Fuera de este rango óptimo, las baterías fallan más rápidamente. El estudio demuestra que diferentes mecanismos de degradación emergen fuera de la ventana de presión óptima: una presión baja acelera el agrietamiento del cátodo, mientras que una presión alta promueve la formación de litio metálico (lithium plating) en el ánodo.
«Si presionas demasiado fuerte, el ánodo no es feliz. Si no presionas lo suficiente, el cátodo comienza a degradarse», resumió De Volder. «Nuestros experimentos identificaron cuál es el ‘lugar feliz’ para las baterías en lo que respecta a la presión».
Los resultados obtenidos con celdas de grafito ‖ LiNi₀.₈Mn₀.₁Co₀.₁O₂ (NMC811), una química de batería de gran relevancia industrial, confirman que duplicar la presión inicial sobre los valores típicos permite duplicar la vida útil de las celdas sin alterar los materiales activos ni los electrolitos.
Implicaciones para la industria y el medio ambiente
Los hallazgos, aunque aún en fase de laboratorio, podrían tener importantes implicaciones para el mercado de vehículos eléctricos, que experimenta un crecimiento acelerado.
La capacidad de duplicar la vida útil de las baterías no solo beneficiaría a los propietarios de vehículos, sino que tendría un impacto significativo en el mercado de segunda mano, donde la longevidad de la batería es un factor determinante para la revalorización del vehículo.
La tecnología requerirá un proceso de escalado para su aplicación en baterías comerciales. Sin embargo, la Universidad de Cambridge ya dio un paso clave en esta dirección: Cambridge Enterprise, la oficina de transferencia de tecnología de la universidad, presentó una patente para proteger la invención.

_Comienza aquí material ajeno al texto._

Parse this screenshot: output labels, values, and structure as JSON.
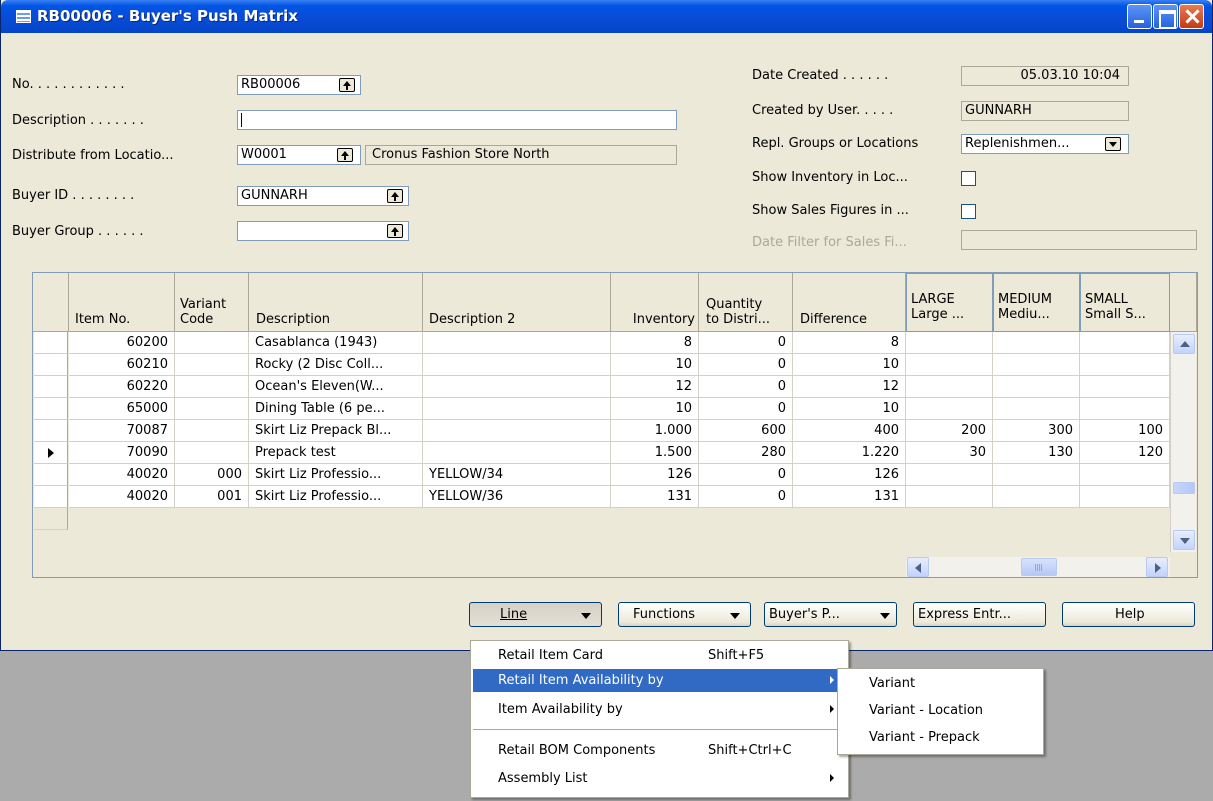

El estudio sugiere que muchas baterías de iones de litio operan actualmente en condiciones de presión subóptimas, lo que acorta su vida útil de manera innecesaria. La optimización de la presión de apilamiento (stack pressure) se presenta así como una solución práctica para aumentar la estabilidad de ciclo de las baterías sin necesidad de rediseñar su química interna.
Los investigadores identifican que diferentes mecanismos de degradación están acoplados a factores mecánicos y electroquímicos, y que la presión óptima puede prevenir tanto el agrietamiento del cátodo como la formación de depósitos metálicos en el ánodo.
Este conocimiento abre la puerta a nuevos diseños de sistemas de sujeción para paquetes de baterías que mantengan la presión constante a lo largo de toda la vida útil del dispositivo.